This blog post delves into the distinct nature of insomnia, separating it from general sleep disturbances by its impact on daily functioning. It acknowledges the prevalence of insomnia among adults, exploring its potential associations with morbidity and mortality, particularly linked to cardiovascular and psychiatric conditions. The genetic aspect is addressed, debunking misconceptions and clarifying predisposition probabilities.
Insomnia is considered as a separate condition when unsatisfactory sleep impacts your daytime functioning. Most adults report some degree of insomnia during their life. Insomnia can be in some cases associated with increased morbidity and mortality, which is finally caused by cardiovascular disease and psychiatric disorders. Genetically, unless a family member died of insomnia you are not likely to have any predisposition to this disorder. For the vast majority of people, chronic insomnia will not directly lead to death. It can however lead to increased accidental deaths – for obvious reasons. Sleep deprivation directly affects both psychological and physical functioning.

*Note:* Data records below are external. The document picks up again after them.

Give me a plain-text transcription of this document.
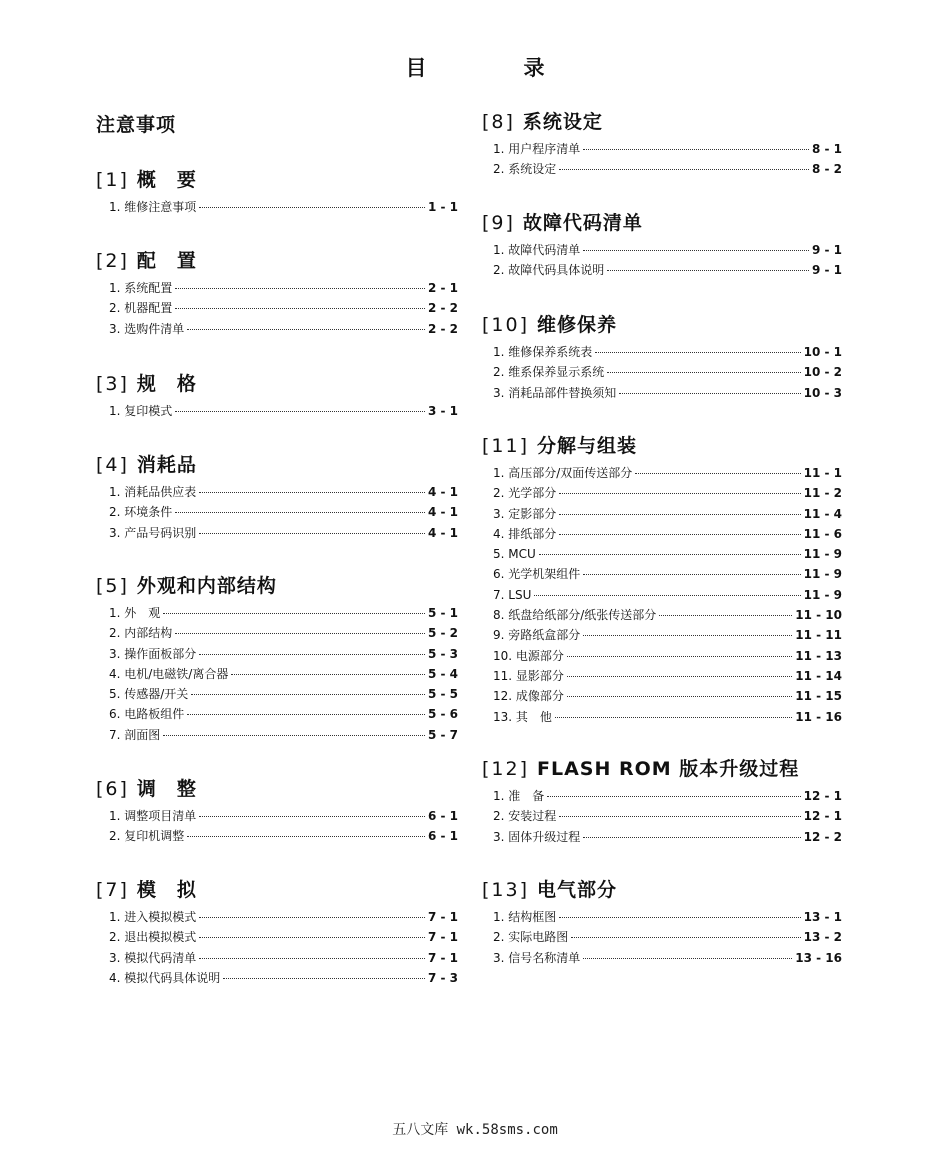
目　录
注意事项
[1] 概　要
1. 维修注意事项	1 - 1
[2] 配　置
1. 系统配置	2 - 1
2. 机器配置	2 - 2
3. 选购件清单	2 - 2
[3] 规　格
1. 复印模式	3 - 1
[4] 消耗品
1. 消耗品供应表	4 - 1
2. 环境条件	4 - 1
3. 产品号码识别	4 - 1
[5] 外观和内部结构
1. 外　观	5 - 1
2. 内部结构	5 - 2
3. 操作面板部分	5 - 3
4. 电机/电磁铁/离合器	5 - 4
5. 传感器/开关	5 - 5
6. 电路板组件	5 - 6
7. 剖面图	5 - 7
[6] 调　整
1. 调整项目清单	6 - 1
2. 复印机调整	6 - 1
[7] 模　拟
1. 进入模拟模式	7 - 1
2. 退出模拟模式	7 - 1
3. 模拟代码清单	7 - 1
4. 模拟代码具体说明	7 - 3
[8] 系统设定
1. 用户程序清单	8 - 1
2. 系统设定	8 - 2
[9] 故障代码清单
1. 故障代码清单	9 - 1
2. 故障代码具体说明	9 - 1
[10] 维修保养
1. 维修保养系统表	10 - 1
2. 维系保养显示系统	10 - 2
3. 消耗品部件替换须知	10 - 3
[11] 分解与组装
1. 高压部分/双面传送部分	11 - 1
2. 光学部分	11 - 2
3. 定影部分	11 - 4
4. 排纸部分	11 - 6
5. MCU	11 - 9
6. 光学机架组件	11 - 9
7. LSU	11 - 9
8. 纸盘给纸部分/纸张传送部分	11 - 10
9. 旁路纸盒部分	11 - 11
10. 电源部分	11 - 13
11. 显影部分	11 - 14
12. 成像部分	11 - 15
13. 其　他	11 - 16
[12] FLASH ROM 版本升级过程
1. 准　备	12 - 1
2. 安装过程	12 - 1
3. 固体升级过程	12 - 2
[13] 电气部分
1. 结构框图	13 - 1
2. 实际电路图	13 - 2
3. 信号名称清单	13 - 16
五八文库 wk.58sms.com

Risk factors for chronic insomnia include increasing age, being female, psychiatric illness, medical co-morbidities, impaired social relationships, lower socio-economic status, separation from a spouse or partner, and unemployment.
Exercise, cognitive behavior therapy, and relaxation therapy can be effective non-pharmacologic treatments for chronic insomnia. Melatonin is often effective in patients with circadian rhythm sleep disorders and can be considered for use in the short term. Treating insomnia is a specialist area, however, and typically a SleepGP will refer you to a specialist Sleep Physician if you suffer from it.
It is believed that up to 5% of people use medications to aid sleep, and many more use herbal concoctions readily available in pharmacists and health food and supplement stores. The evidence of any material and sustained benefit from these is virtually impossible to find.
Insomnia won’t be cured by sleeping pills—in fact, over the long-term they can actually make insomnia worse. A study at Harvard Medical School found that CBT was more effective at treating chronic insomnia than prescription sleep medication—but without the risks or side effects.Treatment will likely begin with non-pharmacologic therapy, by addressing sleep hygiene issues and exercise.
Treatment starts with a discussion with your GP, and where possible with a SleepGP, however most likely the patient pathway to overcoming insomnia will lead to an appropriately qualified medical specialist, even though it might be supported by other healthcare providers.